El propósito de estas líneas es reflexionar sobre lo que ciertas trayectorias de pensamiento marxistas y marxianas nos ayudan a comprender sobre una cuestión absolutamente ineludible: la de la violencia. Mi reflexión se articula en dos partes. En la primera, pongo en evidencia lo que las herencias de Marx permiten analizar en torno a cómo es que el mundo en el que vivimos es estructuralmente violento. Marx efectivamente inaugura la posibilidad de contemplar la violencia como un fenómeno estructural. Antes de Marx hay teorías de la dominación, y teorías del interés material (económico u otro) que empujan a contemplar en la historia el ejercicio constante de la violencia de los dominadores sobre los dominados, pero no hay una teoría de la violencia como elemento de una estructura susceptible de ser reproducida. Marx sería entonces el primer autor en haber postulado una suerte de violencia que podemos considerar estructural, objetiva o ultraobjetiva, tal y como señala Étienne Balibar en Violence et civilité.

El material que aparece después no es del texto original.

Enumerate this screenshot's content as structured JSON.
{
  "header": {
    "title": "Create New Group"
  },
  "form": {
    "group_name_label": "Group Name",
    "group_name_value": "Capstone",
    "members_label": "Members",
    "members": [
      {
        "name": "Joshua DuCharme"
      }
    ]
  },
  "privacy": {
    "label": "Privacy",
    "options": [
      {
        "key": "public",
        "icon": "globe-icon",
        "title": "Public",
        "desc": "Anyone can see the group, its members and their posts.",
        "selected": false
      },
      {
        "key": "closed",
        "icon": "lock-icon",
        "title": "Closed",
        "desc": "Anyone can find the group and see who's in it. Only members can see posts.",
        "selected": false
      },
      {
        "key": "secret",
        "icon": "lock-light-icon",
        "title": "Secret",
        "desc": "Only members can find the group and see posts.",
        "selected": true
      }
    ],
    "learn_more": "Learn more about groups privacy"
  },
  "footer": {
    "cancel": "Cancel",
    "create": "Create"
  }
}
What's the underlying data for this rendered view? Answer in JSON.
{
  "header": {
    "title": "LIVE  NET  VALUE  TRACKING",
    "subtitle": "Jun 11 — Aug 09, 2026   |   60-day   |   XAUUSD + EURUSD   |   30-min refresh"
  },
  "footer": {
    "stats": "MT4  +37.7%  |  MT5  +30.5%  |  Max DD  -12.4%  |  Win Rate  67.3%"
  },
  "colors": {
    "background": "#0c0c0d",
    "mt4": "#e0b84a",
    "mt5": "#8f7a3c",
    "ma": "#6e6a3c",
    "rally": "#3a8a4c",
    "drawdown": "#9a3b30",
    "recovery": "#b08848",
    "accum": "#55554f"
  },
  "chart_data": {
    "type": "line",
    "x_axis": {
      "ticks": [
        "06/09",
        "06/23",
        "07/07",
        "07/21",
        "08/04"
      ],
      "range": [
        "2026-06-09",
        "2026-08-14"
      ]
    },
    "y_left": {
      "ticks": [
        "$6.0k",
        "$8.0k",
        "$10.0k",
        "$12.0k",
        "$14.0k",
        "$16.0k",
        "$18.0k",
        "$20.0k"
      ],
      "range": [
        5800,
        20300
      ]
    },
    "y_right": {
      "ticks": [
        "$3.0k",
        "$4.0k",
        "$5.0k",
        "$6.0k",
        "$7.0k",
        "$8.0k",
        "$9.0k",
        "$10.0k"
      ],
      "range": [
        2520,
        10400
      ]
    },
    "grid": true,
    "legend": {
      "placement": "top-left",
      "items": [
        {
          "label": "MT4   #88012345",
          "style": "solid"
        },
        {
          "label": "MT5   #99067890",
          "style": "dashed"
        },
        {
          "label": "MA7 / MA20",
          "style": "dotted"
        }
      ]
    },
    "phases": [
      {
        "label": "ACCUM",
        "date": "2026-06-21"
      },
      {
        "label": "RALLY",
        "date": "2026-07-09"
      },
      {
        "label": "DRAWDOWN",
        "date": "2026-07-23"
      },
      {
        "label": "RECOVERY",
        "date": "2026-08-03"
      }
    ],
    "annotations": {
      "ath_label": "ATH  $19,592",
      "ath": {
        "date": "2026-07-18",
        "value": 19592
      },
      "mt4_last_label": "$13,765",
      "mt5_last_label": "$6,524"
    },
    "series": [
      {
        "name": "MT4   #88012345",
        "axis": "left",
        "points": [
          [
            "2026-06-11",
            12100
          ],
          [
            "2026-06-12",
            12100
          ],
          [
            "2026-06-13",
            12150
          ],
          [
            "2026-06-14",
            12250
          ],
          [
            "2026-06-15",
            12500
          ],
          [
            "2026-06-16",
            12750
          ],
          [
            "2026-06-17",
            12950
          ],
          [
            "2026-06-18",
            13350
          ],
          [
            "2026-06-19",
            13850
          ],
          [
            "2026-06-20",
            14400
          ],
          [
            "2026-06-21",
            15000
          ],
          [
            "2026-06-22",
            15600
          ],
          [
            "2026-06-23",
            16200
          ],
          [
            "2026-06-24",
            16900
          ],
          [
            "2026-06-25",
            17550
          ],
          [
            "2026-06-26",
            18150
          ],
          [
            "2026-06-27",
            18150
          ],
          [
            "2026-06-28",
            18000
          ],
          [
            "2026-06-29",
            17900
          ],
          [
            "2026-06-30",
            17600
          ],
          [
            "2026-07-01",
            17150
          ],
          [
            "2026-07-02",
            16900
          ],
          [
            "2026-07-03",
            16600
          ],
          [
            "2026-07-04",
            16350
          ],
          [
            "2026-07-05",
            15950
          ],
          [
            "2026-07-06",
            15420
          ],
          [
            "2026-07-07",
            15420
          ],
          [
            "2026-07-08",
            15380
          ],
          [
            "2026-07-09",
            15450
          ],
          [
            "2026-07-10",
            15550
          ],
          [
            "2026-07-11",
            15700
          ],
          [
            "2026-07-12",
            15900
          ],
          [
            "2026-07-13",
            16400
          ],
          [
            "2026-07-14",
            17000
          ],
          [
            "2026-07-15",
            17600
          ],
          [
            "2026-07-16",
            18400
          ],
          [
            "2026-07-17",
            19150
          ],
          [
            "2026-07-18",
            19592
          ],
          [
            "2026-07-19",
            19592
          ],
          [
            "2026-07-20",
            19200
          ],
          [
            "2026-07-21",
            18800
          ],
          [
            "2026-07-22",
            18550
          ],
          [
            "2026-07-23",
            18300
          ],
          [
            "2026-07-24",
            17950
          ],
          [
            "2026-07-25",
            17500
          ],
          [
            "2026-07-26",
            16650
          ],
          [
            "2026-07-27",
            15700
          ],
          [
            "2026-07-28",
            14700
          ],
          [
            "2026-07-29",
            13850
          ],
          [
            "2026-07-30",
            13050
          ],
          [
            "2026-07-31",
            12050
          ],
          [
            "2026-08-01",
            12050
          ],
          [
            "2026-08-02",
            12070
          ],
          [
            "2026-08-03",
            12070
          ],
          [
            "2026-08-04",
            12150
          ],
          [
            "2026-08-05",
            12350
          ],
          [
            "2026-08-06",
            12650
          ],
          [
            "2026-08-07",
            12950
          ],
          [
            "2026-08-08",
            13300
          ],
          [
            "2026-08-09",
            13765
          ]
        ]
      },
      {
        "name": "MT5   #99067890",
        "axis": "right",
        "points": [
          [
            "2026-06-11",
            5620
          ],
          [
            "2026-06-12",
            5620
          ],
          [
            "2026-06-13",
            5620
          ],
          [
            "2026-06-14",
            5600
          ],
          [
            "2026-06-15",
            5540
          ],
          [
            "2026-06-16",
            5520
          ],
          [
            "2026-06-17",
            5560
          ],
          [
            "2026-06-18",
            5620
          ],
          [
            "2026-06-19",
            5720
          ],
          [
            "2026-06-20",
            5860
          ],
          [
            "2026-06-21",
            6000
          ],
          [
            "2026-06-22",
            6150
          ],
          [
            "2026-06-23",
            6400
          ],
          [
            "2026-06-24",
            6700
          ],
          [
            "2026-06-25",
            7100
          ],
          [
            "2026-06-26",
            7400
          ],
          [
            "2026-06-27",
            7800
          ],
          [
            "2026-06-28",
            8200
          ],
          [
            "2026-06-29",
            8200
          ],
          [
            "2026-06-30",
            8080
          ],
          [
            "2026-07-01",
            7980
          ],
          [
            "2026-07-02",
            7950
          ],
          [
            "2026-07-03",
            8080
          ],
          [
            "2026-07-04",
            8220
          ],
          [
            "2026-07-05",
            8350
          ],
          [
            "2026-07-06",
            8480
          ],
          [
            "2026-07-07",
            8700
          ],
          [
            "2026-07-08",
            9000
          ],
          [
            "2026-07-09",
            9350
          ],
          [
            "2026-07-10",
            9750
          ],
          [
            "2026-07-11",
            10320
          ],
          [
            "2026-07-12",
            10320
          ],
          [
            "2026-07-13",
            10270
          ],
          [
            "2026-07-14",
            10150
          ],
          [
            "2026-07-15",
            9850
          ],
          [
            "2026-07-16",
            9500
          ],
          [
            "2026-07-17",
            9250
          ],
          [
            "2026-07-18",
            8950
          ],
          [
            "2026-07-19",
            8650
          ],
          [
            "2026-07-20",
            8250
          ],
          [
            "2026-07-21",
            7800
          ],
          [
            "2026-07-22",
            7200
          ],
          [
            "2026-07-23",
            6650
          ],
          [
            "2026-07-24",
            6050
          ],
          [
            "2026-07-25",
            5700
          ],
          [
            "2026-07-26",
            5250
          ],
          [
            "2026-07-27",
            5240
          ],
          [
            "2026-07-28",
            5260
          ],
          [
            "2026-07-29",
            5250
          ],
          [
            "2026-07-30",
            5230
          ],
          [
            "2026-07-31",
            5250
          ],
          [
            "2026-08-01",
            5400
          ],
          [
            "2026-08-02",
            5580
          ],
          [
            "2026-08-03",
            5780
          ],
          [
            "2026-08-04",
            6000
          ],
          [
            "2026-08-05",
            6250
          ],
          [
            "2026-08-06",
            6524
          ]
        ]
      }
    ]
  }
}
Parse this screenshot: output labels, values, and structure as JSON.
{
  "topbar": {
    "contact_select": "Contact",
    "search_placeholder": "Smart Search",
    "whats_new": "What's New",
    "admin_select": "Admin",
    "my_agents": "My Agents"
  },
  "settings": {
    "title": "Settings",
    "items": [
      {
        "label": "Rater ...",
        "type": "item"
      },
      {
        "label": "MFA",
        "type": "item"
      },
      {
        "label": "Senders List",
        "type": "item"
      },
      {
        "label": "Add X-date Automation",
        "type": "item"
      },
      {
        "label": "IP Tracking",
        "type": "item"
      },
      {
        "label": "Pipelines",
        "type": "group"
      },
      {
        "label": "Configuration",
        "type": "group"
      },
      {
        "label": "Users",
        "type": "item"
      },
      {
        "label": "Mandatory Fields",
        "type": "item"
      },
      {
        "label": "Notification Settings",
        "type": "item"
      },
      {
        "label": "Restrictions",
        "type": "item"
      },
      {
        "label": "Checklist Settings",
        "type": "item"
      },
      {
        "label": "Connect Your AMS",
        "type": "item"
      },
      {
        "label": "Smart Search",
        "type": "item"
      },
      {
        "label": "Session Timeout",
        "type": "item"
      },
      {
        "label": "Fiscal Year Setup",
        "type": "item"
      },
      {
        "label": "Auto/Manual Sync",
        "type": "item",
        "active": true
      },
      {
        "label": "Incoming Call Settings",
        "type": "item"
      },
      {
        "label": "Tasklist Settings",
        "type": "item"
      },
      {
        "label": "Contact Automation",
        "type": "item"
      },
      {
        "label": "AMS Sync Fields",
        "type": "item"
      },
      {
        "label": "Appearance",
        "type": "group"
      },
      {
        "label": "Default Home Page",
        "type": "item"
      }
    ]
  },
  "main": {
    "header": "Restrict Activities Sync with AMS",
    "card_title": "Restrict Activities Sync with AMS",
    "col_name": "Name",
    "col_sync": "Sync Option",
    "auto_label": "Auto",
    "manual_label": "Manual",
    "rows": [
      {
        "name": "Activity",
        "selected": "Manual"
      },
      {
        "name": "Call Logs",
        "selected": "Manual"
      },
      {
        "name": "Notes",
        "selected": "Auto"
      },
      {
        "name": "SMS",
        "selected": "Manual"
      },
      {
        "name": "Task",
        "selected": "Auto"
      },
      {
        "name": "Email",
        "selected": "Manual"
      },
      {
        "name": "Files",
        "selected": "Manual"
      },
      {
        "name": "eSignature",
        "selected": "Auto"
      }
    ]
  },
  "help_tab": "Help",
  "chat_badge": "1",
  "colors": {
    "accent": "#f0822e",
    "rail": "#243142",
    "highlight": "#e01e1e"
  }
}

En la segunda parte, me interesa dejar señalada la pregunta por la respuesta a esa violencia por parte de sujetos comprometidos con la herencia de Marx. Dicho de otro modo, me interesa señalar el papel o no que puede jugar la violencia en la praxis política transformadora y sus riesgos potenciales. Para Hannah Arendt, Marx entiende toda la historia y, por tanto, también toda la acción política, incluido el discurso, en términos de fabricación. Al igual que el fabricante de un zapato o un escritorio puede determinar el proceso a través del cual se alcanza el objetivo, los fabricantes políticos eligen sus herramientas y procesos. El acto político que promueven no sólo puede completarse sino que deben hacerlo, ya que forma parte de la implacable necesidad histórica. Por esta razón —concluye Arendt en Karl Marx y la tradición del pensamiento político occidental—, la violencia manifiesta e incluso el terror se convierten en herramientas aceptables de los fabricantes revolucionarios de la historia, ya que están bastante seguros de que saben lo que están haciendo. Esta lectura, ciertamente posible, se basa en una filosofía esquemática de la historia, como se desprende de su identificación de una secuencia que tendría que cumplirse sí o sí. Por ejemplo,  “desarrollo nacional estatal-capitalista →lucha de clases →dictadura del proletariado →comunismo”. Su supuesto sistemático se revela altamente problemático, fundado como está en una idea teleológica de la historia. Arendt, sin embargo, no desconoce que esta lectura no es la única y que Marx es mucho más sutil y complejo que lo que dejan ver sus afirmaciones más incendiarias. No hay que dejar de subrayar, no obstante, que las herencias de Marx que pretendan reflexionar sobre la violencia hoy han de repensarse además a la luz de la ecología, los feminismos y la poscolonialidad.

1.

Habría que comenzar por esclarecer la relación entre violencia y poder. Para Marx, el poder no es igual a la violencia porque el poder puede incorporar elementos no violentos, mas, toda política (a diferencia de lo que piensa, por ejemplo, la misma Arendt) se desarrolla con cierto grado y extensión de violencia que puede ser física, simbólica, etc. La violencia no tiene que ver con un mal metafísico ni trascendente ni religioso. Tiene que ver con formas en las que el poder se inscribe en la estructura social para conquistarse y conservarse. Una primera lección a tener en cuenta es la siguiente:

La existencia de efectos inesperados de la acción, de racionalizaciones ajenas a la razón, de tendencias a la degradación violenta de la política no deriva de ninguna lacra esencial del ser humano o de ninguna arrogancia fatal de quien desea rebelarse contra lo que existe. La violencia la ejecutan agentes que, en muchos casos, funcionan reproduciendo determinadas relaciones sociales o activando prácticas de oposición que mimetizan los modelos de gobierno a los que se enfrentan.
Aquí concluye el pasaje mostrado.